In a 24-hour shift, some ambulance crews rarely see their assigned fire-rescue stations, he said. Battalion chiefs and folks assigned to light duty have been called in to help transfer COVID-19 patients from the ambulance to admittance at Southeast Georgia Health System’s Brunswick hospital emergency room, he said.

“We’ve had ambulance crews start out at 7:45 in the morning, and they won’t see their station until midnight,” he said. “And that’s not to sleep. They might get called right back out.”

The department has 13 employees not able to fill a frontline gap, either because of military duty, light duty, worker’s comp injuries or because they are new and uncertified hires. These are typical absences that do not affect the staffing contingent of about 130 frontline workers, Jordan said. But when 14 more frontline workers are lost to COVID-19 infection, the toll adds up, he said.

And the calls keep coming. Presently, only two EMTs or paramedics will enter a residence where a call with COVID-19 symptoms originated. Those two are “gowned up,” in masks, goggles and disposable Tyvek suits.

“Many days, in fact most days, we’re having to stack calls by priority,” Jordan said. “We’ve run out of ambulances.”

In southern Glynn County, neighboring Camden County fire-rescue workers are providing backup when needed, he said.

The public could help, he said. Jordan urges those who experience COVID-19 symptoms that do not include “respiratory distress” to first contact their primary care doctor or an emergency care center. Of course, he added, anyone experiencing chest pains should not hesitate to call 911.

“It they have symptoms that don’t include respiratory distress, it would be better to contact their personal physician. And many patients could be treated in urgent care. And chest pain is always going to be a high priority.”
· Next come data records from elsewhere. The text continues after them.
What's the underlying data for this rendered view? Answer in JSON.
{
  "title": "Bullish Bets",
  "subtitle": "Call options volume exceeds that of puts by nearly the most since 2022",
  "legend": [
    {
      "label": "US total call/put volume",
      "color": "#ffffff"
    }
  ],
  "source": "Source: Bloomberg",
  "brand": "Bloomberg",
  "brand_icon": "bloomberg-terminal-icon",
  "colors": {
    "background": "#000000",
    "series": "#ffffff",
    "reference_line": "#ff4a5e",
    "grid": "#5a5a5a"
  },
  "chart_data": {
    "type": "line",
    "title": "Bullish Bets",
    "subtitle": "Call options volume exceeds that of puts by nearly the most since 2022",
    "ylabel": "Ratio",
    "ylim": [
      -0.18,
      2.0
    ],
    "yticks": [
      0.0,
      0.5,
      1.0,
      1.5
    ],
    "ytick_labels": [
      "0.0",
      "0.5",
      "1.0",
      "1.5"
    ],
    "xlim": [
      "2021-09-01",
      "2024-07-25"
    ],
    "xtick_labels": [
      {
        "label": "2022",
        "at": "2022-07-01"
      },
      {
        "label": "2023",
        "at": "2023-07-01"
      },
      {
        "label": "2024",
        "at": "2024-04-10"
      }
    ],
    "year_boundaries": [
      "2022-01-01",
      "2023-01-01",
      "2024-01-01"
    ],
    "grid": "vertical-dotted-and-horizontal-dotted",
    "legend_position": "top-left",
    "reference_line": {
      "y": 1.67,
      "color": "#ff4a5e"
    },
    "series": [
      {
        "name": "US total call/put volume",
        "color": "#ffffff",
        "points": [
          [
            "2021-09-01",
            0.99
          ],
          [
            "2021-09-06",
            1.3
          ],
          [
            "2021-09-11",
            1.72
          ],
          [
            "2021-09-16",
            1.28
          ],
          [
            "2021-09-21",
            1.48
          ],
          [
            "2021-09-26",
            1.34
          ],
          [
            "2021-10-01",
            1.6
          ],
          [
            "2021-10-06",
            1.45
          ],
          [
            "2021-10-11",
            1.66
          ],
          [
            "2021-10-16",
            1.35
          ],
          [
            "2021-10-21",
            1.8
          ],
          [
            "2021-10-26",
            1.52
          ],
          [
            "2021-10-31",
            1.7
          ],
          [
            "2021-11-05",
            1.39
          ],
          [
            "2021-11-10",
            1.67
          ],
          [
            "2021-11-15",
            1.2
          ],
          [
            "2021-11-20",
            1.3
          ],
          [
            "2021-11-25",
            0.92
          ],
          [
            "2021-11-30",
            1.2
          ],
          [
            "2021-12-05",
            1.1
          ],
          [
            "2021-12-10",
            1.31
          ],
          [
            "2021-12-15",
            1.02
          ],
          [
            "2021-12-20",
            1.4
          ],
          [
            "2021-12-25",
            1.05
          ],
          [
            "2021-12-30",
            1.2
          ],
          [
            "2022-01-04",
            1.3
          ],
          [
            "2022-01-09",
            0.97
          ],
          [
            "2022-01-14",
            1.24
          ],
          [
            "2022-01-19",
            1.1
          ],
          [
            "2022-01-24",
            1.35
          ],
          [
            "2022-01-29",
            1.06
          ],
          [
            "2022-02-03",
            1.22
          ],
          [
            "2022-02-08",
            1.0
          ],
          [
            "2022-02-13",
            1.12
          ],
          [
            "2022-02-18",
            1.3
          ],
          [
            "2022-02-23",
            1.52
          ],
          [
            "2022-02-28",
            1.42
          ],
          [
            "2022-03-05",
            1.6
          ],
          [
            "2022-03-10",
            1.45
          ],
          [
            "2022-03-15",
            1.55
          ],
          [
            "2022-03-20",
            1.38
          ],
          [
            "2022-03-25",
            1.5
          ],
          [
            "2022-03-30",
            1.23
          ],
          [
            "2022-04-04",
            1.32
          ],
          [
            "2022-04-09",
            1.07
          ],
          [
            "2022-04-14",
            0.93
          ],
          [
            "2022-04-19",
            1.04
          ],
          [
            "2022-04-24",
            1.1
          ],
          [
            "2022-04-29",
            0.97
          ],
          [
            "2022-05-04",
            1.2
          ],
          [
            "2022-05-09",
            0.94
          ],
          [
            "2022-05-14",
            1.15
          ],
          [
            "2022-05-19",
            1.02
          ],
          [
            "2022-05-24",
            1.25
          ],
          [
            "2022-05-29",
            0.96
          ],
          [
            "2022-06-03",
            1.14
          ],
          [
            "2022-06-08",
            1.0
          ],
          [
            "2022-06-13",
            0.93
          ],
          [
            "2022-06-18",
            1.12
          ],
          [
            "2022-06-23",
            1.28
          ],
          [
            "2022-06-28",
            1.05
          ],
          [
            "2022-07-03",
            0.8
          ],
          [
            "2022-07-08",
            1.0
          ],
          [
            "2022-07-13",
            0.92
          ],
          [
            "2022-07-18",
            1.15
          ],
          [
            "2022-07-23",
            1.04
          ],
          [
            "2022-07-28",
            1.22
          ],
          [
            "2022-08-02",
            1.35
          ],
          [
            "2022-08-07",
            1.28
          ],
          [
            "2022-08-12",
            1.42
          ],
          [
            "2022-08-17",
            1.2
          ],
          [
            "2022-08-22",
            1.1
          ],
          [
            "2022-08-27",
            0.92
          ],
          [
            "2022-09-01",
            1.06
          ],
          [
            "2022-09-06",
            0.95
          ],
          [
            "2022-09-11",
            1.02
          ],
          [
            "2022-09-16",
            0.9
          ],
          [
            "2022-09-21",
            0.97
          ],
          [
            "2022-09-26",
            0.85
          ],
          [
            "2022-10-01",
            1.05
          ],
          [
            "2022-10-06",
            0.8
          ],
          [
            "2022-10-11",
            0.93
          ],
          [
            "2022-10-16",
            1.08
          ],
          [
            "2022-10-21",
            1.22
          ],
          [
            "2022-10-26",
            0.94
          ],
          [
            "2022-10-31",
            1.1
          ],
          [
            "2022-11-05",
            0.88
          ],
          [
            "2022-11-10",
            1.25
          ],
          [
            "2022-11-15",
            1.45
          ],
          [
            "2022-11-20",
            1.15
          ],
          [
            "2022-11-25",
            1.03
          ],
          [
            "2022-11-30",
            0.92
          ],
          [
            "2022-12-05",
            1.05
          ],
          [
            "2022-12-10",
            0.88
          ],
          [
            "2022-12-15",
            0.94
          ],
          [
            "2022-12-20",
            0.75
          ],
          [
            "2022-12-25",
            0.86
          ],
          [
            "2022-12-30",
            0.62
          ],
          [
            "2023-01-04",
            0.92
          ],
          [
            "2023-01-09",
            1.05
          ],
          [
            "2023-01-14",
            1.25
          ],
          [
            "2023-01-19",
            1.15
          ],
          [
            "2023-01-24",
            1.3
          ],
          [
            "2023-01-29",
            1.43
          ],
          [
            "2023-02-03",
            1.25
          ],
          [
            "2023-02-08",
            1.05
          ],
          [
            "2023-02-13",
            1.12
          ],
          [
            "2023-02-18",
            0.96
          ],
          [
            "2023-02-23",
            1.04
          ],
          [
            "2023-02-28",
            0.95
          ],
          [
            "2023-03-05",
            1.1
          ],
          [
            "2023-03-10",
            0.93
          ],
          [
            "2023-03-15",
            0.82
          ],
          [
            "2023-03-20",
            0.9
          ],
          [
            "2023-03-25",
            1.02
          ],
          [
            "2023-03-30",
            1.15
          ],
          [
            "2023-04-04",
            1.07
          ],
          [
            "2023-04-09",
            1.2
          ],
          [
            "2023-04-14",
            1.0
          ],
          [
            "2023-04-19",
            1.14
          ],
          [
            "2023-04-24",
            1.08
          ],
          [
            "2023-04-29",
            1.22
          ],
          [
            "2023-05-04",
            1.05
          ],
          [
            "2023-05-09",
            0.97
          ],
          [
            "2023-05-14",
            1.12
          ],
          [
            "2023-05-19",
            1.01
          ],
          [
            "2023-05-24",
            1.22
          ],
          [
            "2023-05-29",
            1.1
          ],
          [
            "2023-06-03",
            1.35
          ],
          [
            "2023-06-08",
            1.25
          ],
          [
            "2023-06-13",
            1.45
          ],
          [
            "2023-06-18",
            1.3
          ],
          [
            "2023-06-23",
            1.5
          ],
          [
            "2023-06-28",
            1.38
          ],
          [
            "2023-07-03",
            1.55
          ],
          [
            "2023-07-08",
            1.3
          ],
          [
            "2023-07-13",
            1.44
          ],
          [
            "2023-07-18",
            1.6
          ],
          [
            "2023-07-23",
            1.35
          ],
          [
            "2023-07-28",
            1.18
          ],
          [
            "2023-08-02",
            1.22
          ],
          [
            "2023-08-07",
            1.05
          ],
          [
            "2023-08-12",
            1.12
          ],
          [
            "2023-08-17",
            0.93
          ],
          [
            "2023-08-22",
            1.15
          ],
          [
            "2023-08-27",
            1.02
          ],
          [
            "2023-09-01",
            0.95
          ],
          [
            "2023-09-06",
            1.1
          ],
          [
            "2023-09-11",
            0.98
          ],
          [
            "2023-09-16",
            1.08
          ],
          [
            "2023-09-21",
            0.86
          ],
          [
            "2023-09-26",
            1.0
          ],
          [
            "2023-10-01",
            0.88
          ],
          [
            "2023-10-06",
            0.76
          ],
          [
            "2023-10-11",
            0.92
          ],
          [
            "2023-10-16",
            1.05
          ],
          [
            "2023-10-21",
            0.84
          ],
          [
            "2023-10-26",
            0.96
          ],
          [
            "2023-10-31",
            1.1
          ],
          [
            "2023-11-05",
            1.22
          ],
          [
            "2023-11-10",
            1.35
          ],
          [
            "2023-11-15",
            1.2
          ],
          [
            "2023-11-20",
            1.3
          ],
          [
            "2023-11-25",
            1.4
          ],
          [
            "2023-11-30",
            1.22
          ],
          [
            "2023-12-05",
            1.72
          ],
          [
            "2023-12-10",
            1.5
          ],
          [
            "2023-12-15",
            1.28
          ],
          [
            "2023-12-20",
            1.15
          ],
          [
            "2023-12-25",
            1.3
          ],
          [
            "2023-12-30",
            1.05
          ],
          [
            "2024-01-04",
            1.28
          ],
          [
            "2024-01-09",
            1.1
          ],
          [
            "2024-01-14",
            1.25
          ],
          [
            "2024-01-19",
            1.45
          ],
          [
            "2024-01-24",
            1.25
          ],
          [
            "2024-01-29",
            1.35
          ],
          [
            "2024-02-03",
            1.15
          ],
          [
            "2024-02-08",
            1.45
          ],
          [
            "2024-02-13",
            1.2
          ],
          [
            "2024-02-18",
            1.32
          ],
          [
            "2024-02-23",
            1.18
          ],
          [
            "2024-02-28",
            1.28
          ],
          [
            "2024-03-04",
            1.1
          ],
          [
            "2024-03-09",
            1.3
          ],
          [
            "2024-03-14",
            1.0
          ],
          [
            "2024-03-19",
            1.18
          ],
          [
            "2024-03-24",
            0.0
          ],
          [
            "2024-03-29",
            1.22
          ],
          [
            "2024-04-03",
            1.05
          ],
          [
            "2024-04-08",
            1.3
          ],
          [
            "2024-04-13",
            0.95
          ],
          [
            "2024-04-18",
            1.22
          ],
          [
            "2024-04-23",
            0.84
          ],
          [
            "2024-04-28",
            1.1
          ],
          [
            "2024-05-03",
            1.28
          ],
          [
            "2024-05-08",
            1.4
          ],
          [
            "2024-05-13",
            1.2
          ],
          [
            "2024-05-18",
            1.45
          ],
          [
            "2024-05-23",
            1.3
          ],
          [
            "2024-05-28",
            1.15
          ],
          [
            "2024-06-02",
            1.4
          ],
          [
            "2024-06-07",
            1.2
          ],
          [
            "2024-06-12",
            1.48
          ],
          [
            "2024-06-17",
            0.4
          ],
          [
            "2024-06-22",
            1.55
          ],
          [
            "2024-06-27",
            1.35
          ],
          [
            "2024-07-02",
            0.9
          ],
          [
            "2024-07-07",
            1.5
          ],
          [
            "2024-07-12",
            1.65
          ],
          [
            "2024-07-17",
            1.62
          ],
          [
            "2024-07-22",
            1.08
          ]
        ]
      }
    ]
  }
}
Many of the department’s frontline workers who contracted COVID-19 were vaccinated, Jordan said. Still, Jordan notes vaccinated workers with COVID-19 are experiencing illness in line with medical experts’ assertions that the virus’s effects are generally not as intense on the vaccinated.

“I would absolutely encourage those who are not vaccinated to get the vaccine,” Jordan said. “I personally was leery of the vaccine at first. But I’m so glad I got vaccinated. I highly encourage it.”